A renowned personality that goes well beyond the confines of the gourmand cuisine, Davide Oldani is considered to be the inventor of what he named as "Pop Kitchen", a high-quality catering service, attentive to the balance of contrasts, but able to impose himself for experimentation and visual research. Struggling with the reopening of his D'O restaurant in Cornaredo, the Milanese chef is testing a new solution to reconcile the increased need for hygiene with the desire to find his guests again after the long months of lockdown.
Contributing to this new attempt at mediation there is a component as invisible as effective: a paint, Healthy.Wood, launched by the Italian company Milesi in a wide range of finishes as an additional ally to the needs of sanitation of public and domestic spaces. The heart of the ground-breaking leap of the product is a chemical element whose antiseptic properties have been known since ancient times: silver. Its sanitizing particles are directly integrated in the formulation of Healthy.Wood paints, guaranteeing an even distribution over the entire surface, which is thus perfectly resistant to bacteria in all its parts, making the use of disinfectants superfluous. Since it doesn't evaporate, the sanitizing action lasts forever, even on surfaces which are frequently cleaned with particularly aggressive detergents, and does not alter the aesthetic characteristics of the finish.
Milesi is currently involved in the "Scuola Carugo" project, supporting the sanitation and upgrading of the homonymous school complex in the province of Como. Here, desks, chairs and canteen tables will be painted with Healthy.Wood sanitizing finishes, so as to ensure the reopening of the new school year in total safety. We asked Davide Oldani, who has entirely designed the furniture of his restaurant by himself, to tell us about the experience of a restaurateur struggling with the reopening after quarantine, between new sanitation routines and prospects for the future.
How did your partnership with Milesi begin?
I believe that the best thing in life is to listen to good advice, so I responded enthusiastically to a potential collaboration. Even before the outbreak of the pandemic, D'O and I had a very accurate and well-defined procedure of sanitation and cleaning. Without disturbing the past, with Healthy.Wood we have guaranteed the extra touch that the law requires today, thanks to the painting of the tables, chairs and water stations.

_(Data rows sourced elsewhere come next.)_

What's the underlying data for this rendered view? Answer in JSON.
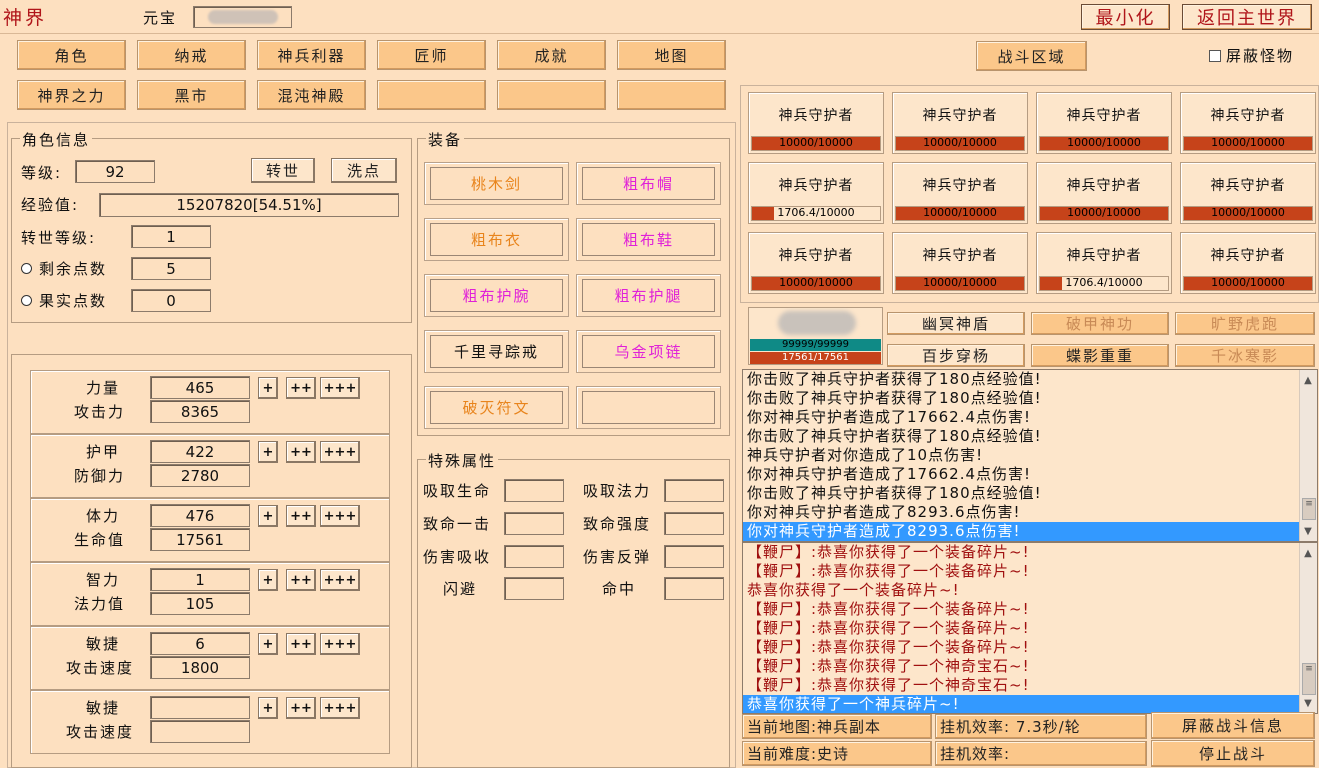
{
  "title": "神界",
  "currency_label": "元宝",
  "window_buttons": {
    "minimize": "最小化",
    "return": "返回主世界"
  },
  "nav_row1": [
    "角色",
    "纳戒",
    "神兵利器",
    "匠师",
    "成就",
    "地图"
  ],
  "nav_row2": [
    "神界之力",
    "黑市",
    "混沌神殿",
    "",
    "",
    ""
  ],
  "battle_area": "战斗区域",
  "hide_monsters": "屏蔽怪物",
  "char_info": {
    "title": "角色信息",
    "level_label": "等级:",
    "level": "92",
    "rebirth_btn": "转世",
    "wash_btn": "洗点",
    "exp_label": "经验值:",
    "exp": "15207820[54.51%]",
    "rebirth_level_label": "转世等级:",
    "rebirth_level": "1",
    "remaining_points_label": "剩余点数",
    "remaining_points": "5",
    "fruit_points_label": "果实点数",
    "fruit_points": "0"
  },
  "stats": [
    {
      "name": "力量",
      "value": "465",
      "sub_name": "攻击力",
      "sub_value": "8365"
    },
    {
      "name": "护甲",
      "value": "422",
      "sub_name": "防御力",
      "sub_value": "2780"
    },
    {
      "name": "体力",
      "value": "476",
      "sub_name": "生命值",
      "sub_value": "17561"
    },
    {
      "name": "智力",
      "value": "1",
      "sub_name": "法力值",
      "sub_value": "105"
    },
    {
      "name": "敏捷",
      "value": "6",
      "sub_name": "攻击速度",
      "sub_value": "1800"
    },
    {
      "name": "敏捷",
      "value": "",
      "sub_name": "攻击速度",
      "sub_value": ""
    }
  ],
  "plus_buttons": [
    "+",
    "++",
    "+++"
  ],
  "equipment": {
    "title": "装备",
    "items": [
      {
        "name": "桃木剑",
        "color": "#e8841c"
      },
      {
        "name": "粗布帽",
        "color": "#e021d8"
      },
      {
        "name": "粗布衣",
        "color": "#e8841c"
      },
      {
        "name": "粗布鞋",
        "color": "#e021d8"
      },
      {
        "name": "粗布护腕",
        "color": "#e021d8"
      },
      {
        "name": "粗布护腿",
        "color": "#e021d8"
      },
      {
        "name": "千里寻踪戒",
        "color": "#111111"
      },
      {
        "name": "乌金项链",
        "color": "#e021d8"
      },
      {
        "name": "破灭符文",
        "color": "#e8841c"
      },
      {
        "name": "",
        "color": "#111111"
      }
    ]
  },
  "special": {
    "title": "特殊属性",
    "labels": [
      "吸取生命",
      "吸取法力",
      "致命一击",
      "致命强度",
      "伤害吸收",
      "伤害反弹",
      "闪避",
      "命中"
    ]
  },
  "monsters": [
    {
      "name": "神兵守护者",
      "hp": "10000/10000",
      "ratio": 1.0
    },
    {
      "name": "神兵守护者",
      "hp": "10000/10000",
      "ratio": 1.0
    },
    {
      "name": "神兵守护者",
      "hp": "10000/10000",
      "ratio": 1.0
    },
    {
      "name": "神兵守护者",
      "hp": "10000/10000",
      "ratio": 1.0
    },
    {
      "name": "神兵守护者",
      "hp": "1706.4/10000",
      "ratio": 0.17
    },
    {
      "name": "神兵守护者",
      "hp": "10000/10000",
      "ratio": 1.0
    },
    {
      "name": "神兵守护者",
      "hp": "10000/10000",
      "ratio": 1.0
    },
    {
      "name": "神兵守护者",
      "hp": "10000/10000",
      "ratio": 1.0
    },
    {
      "name": "神兵守护者",
      "hp": "10000/10000",
      "ratio": 1.0
    },
    {
      "name": "神兵守护者",
      "hp": "10000/10000",
      "ratio": 1.0
    },
    {
      "name": "神兵守护者",
      "hp": "1706.4/10000",
      "ratio": 0.17
    },
    {
      "name": "神兵守护者",
      "hp": "10000/10000",
      "ratio": 1.0
    }
  ],
  "player": {
    "mp": "99999/99999",
    "hp": "17561/17561"
  },
  "skills": [
    {
      "name": "幽冥神盾",
      "enabled": true
    },
    {
      "name": "破甲神功",
      "enabled": false
    },
    {
      "name": "旷野虎跑",
      "enabled": false
    },
    {
      "name": "百步穿杨",
      "enabled": true
    },
    {
      "name": "蝶影重重",
      "enabled": true
    },
    {
      "name": "千冰寒影",
      "enabled": false
    }
  ],
  "battle_log": [
    "你击败了神兵守护者获得了180点经验值!",
    "你击败了神兵守护者获得了180点经验值!",
    "你对神兵守护者造成了17662.4点伤害!",
    "你击败了神兵守护者获得了180点经验值!",
    "神兵守护者对你造成了10点伤害!",
    "你对神兵守护者造成了17662.4点伤害!",
    "你击败了神兵守护者获得了180点经验值!",
    "你对神兵守护者造成了8293.6点伤害!",
    "你对神兵守护者造成了8293.6点伤害!"
  ],
  "loot_log": [
    "【鞭尸】:恭喜你获得了一个装备碎片~!",
    "【鞭尸】:恭喜你获得了一个装备碎片~!",
    "恭喜你获得了一个装备碎片~!",
    "【鞭尸】:恭喜你获得了一个装备碎片~!",
    "【鞭尸】:恭喜你获得了一个装备碎片~!",
    "【鞭尸】:恭喜你获得了一个装备碎片~!",
    "【鞭尸】:恭喜你获得了一个神奇宝石~!",
    "【鞭尸】:恭喜你获得了一个神奇宝石~!",
    "恭喜你获得了一个神兵碎片~!"
  ],
  "footer": {
    "map": "当前地图:神兵副本",
    "efficiency1": "挂机效率: 7.3秒/轮",
    "hide_battle_info": "屏蔽战斗信息",
    "difficulty": "当前难度:史诗",
    "efficiency2": "挂机效率:",
    "stop_battle": "停止战斗"
  }
}
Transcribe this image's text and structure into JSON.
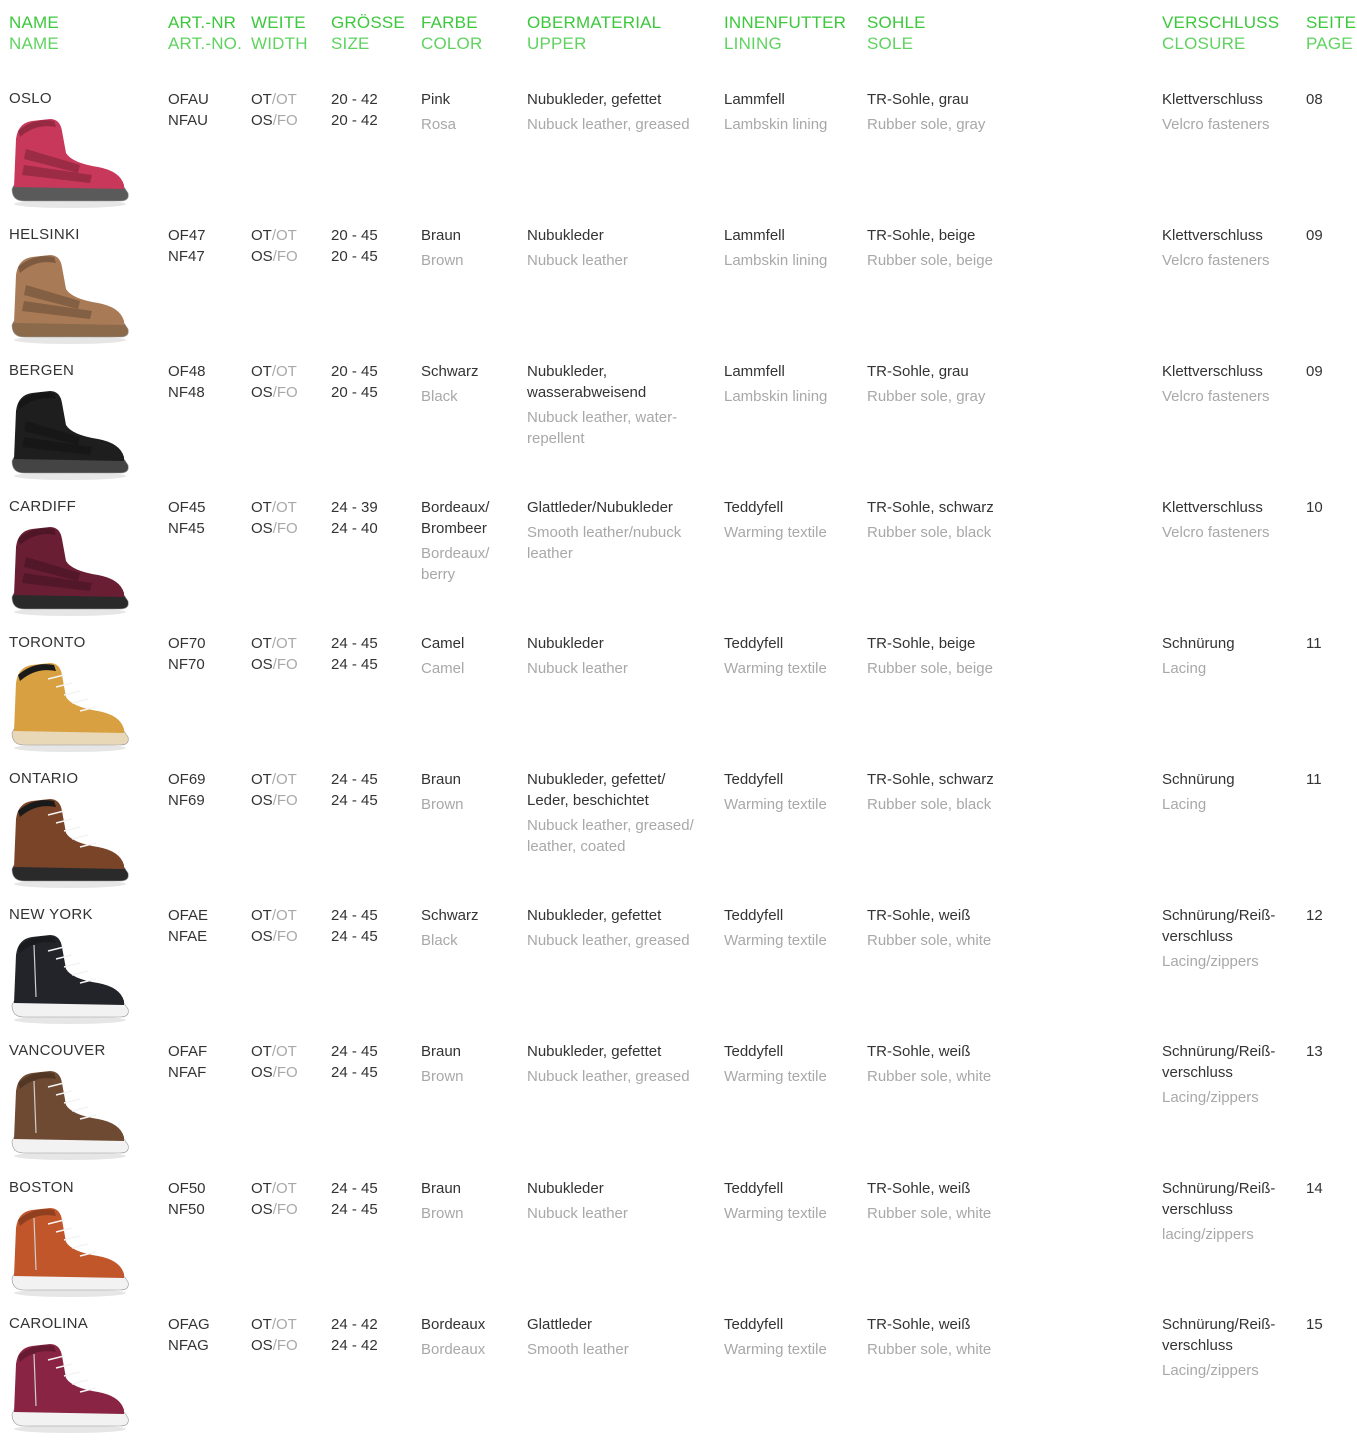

You designed the tables and chairs of your D'O restaurant all by yourself. Where does your passion for design come from?
All of D'O's furniture and accessories, from tables to chairs, from plates to glasses, are designed by me: I was driven by the need to make the identity of my restaurant unique and coherent, and on the market I couldn't find the combination of details and quality I wanted.
Then how did you think of them?
As for the table, I started from the assumption that the average height of the man has risen slightly, so a table of 70, 72, 74 cm remains too short for me. Moreover, being a little more upright at the table allows for a more balanced digestion: that's why we first raised it a few centimetres. Therefore, the characteristics of the furniture are permeated by the search for comfort. The tables are inspired by the school desks of yesteryear, with their surface for the books: for this reason, I have introduced an additional support surface, where we put the napkin. On the right side of the chair, instead, there is another surface that allows you to place keys, glasses, mobile phone, keeping everything at hand. Again, the storey under the chair is designed to hold the bags, making the service softer in overall terms.
What is the value of serving the dishes directly on the table, without setting the tablecloth?
For me the table is a piece of art: if I had to use a tablecloth I would first of all cover its shape, and then I would compromise the practicality of its layout. The sanitation with Milesi's paint also allows me to reassure my guests, explaining to them why there is no need for a tablecloth.
How do you think the scenario of the organization of spaces and routines in a restaurant could evolve in a post-Covid19 era?
A possible technological evolution could be the QR code of the menu, or a tablet per table that guests can consult. On a general level, however, I believe that for some things we will have to go back to our old habits, for others we will have to take advantage of this lockdown. Now, for example, we have moved exclusively to the menu formula: the intention is to have three of them from September, preferring the most representative dishes of our cuisine, especially seasonal. In fact, if during the months at home we discovered how good it is to cook, now we are also re-evaluating how good it is to go to a restaurant and have meals cooked by others.